Non c’è il tempo di archiviare con grande onore per l’Italia la sedicesima edizione del campionato europeo di calcio che subito il mondo sportivo guarda alle 23me Olimpiadi che tra luglio e agosto vedono impegnati in Giappone atleti di tutto il mondo.
Al di là degli aspetti strettamente agonistici questi avvenimenti hanno anche un significativo valore economico. Soprattutto in un momento come l’attuale, in cui dopo più di un anno di lotta alla pandemia, è volontà comune quella di riprendere la strada della crescita anche come base di una sempre maggiore equità sociale.
Qualcuno si è spinto temerariamente a misurare l’effetto sul Pil della vittoria italiana a Londra accreditando una spinta tra lo 0,7% e l’1%, il che tradotto in soldoni vorrebbe dire circa 15 miliardi di euro di ricchezza aggiuntiva. Una previsione che anche se si dovesse avverare sarà comunque difficile da dimostrare dato che gli innegabili effetti positivi si divideranno in mille rivoli quasi impossibili da misurare.
C’è comunque un primo aspetto importante da sottolineare: la fiducia per un ritorno alla normalità, nonostante gli allarmi per l’avanzare delle pericolose varianti del virus. È significativo che tutte le partite degli europei si siano svolte finalmente alla presenza di pubblico pur senza sfruttare la capienza massima degli stadi. Sono state partite quasi normali senza più quell’inquietante prospettiva delle tribune vuote e angosciosamente silenziose.
E questo ha fatto crescere anche l’indotto, cioè i viaggi, gli alberghi, l’acquisto di prodotti particolari. E peraltro dato che le squadre, così come molti tifosi, hanno dovuto viaggiare in tutta Europa gli organizzatori hanno promesso che il maggior inquinamento prodotto dai voli sarà compensato con la messa in dimora di 600mila alberi.
I ricavi dei biglietti sono stati nettamente inferiori a quelli delle scorse edizioni, ma il calo degli introiti è stato almeno in parte compensato dalla crescita dei diritti televisivi, della cessione del marchio, dalle sponsorizzazioni. Il giro d’affari complessivo è stimato vicino al miliardo e mezzo di euro, un buon 20% in meno della precedente edizione, quella del 2016 che si era svolta in Francia e che era stata vinta dal Portogallo.

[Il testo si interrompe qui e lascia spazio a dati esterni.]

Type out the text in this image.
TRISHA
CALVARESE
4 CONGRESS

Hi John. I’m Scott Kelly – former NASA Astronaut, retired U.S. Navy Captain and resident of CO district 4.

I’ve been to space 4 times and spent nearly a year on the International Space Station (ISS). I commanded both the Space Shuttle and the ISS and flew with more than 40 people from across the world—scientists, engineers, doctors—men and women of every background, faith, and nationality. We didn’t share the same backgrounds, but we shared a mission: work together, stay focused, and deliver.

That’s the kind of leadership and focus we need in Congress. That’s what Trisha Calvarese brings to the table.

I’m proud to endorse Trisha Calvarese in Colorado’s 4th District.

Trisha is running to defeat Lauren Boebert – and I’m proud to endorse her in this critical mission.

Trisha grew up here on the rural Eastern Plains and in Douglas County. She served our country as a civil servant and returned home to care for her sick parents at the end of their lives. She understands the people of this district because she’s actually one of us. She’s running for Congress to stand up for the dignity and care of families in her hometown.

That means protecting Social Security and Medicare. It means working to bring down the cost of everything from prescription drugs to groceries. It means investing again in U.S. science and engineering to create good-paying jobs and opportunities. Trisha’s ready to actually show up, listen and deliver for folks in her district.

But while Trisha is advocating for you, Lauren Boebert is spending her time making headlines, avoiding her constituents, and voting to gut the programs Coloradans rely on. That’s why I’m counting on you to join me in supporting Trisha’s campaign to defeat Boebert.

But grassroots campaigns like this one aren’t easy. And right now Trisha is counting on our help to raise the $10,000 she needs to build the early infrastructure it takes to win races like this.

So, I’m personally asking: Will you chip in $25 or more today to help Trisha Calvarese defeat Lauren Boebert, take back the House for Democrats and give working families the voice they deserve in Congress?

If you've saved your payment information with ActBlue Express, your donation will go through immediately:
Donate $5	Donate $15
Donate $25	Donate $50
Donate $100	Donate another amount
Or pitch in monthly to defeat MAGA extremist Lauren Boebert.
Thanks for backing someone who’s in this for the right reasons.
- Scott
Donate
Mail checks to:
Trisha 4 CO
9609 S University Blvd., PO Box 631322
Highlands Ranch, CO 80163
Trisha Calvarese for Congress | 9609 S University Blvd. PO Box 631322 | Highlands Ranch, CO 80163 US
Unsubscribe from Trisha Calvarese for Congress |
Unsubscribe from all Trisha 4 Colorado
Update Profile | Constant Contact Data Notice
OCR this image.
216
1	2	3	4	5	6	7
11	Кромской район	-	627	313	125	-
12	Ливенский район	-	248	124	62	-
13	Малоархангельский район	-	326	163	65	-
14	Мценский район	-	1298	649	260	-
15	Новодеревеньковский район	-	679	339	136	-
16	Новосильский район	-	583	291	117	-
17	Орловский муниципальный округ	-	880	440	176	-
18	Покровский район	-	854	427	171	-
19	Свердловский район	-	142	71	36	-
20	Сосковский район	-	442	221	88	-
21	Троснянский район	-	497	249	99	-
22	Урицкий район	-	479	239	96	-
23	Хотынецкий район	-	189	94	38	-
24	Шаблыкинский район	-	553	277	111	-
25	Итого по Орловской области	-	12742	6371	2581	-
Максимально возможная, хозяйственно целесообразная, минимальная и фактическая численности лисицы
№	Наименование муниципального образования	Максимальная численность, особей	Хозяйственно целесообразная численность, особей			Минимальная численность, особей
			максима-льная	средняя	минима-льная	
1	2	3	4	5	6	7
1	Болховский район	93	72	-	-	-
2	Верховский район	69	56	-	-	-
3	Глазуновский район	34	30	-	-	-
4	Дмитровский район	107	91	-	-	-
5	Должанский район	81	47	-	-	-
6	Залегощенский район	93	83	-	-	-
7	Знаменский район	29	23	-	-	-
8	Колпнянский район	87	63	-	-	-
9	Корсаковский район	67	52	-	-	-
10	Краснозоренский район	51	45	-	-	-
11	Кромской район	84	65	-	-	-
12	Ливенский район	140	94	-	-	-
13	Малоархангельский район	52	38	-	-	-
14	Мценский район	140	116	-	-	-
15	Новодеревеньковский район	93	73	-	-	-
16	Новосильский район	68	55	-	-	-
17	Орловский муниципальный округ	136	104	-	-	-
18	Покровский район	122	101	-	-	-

Ma gran parte degli effetti economici resteranno indiretti e nascosti. Soprattutto se i grandi successi individuali e di squadra riescono a diventare un esempio per sollecitare la diffusione delle attività amatoriali con impatti fortemente positivi sulla salute pubblica e quindi sul contenimento dello spese sanitarie.
Qualche anno fa è stato pubblicato un Libro Bianco dello Sport italiano, sulla base d una ricerca dell’Università Bocconi, dove era stato messo in evidenza l’impatto della pratica sportiva sulla spesa sanitaria nazionale, con una stima di una beneficio annuo dello Stato di circa 1,5 miliardi di risparmio sulla spesa sanitaria nazionale e di circa 32 miliardi di “valore della vita salvaguardato” (cioè di impatto positivo della minore incidenza delle malattie e degli infortuni).
Ma visto da un economista lo sport, in particolare quello professionistico, ha anche caratteristiche originali. È vero che in molti paesi le maggiori società sportive, soprattutto nel calcio, sono quotate in Borsa e quindi rispondono alla stessa logica finanziaria di tutti gli altri gruppi, ma è altrettanto vero che spesso nel controllo di queste società ha un peso rilevante la passione, la volontà di conquistare un’immagine positiva, la logica di una sfida a livello sociale.
Il prodotto sportivo poi per essere posto sul mercato ha bisogno della collaborazione e insieme dello scontro con altre imprese dello stesso tipo. Tutto all’interno di regole precise e di arbitri che le facciano rispettare.
Nel suo complesso lo sport professionistico risponde tuttavia alle regole del mercato, anche a quelle che suscitano insieme invidia e perplessità: come gli alti compensi dei campioni e dei grandi manager di banche e società private. Molto spesso siamo di fronte a insostenibili esagerazioni. Con due attenuanti che sono anche due condizioni. La prima è che paghino le tasse (e non sempre avviene) e nello stesso tempo aiutino la crescita delle aziende e, grazie alle loro innovazioni, dell’economia nel suo complesso. La seconda è che, per quanto riguarda lo sport, ci facciano almeno appassionare e divertire. E almeno questo risultato la Nazionale di calcio questa volta lo ha raggiunto.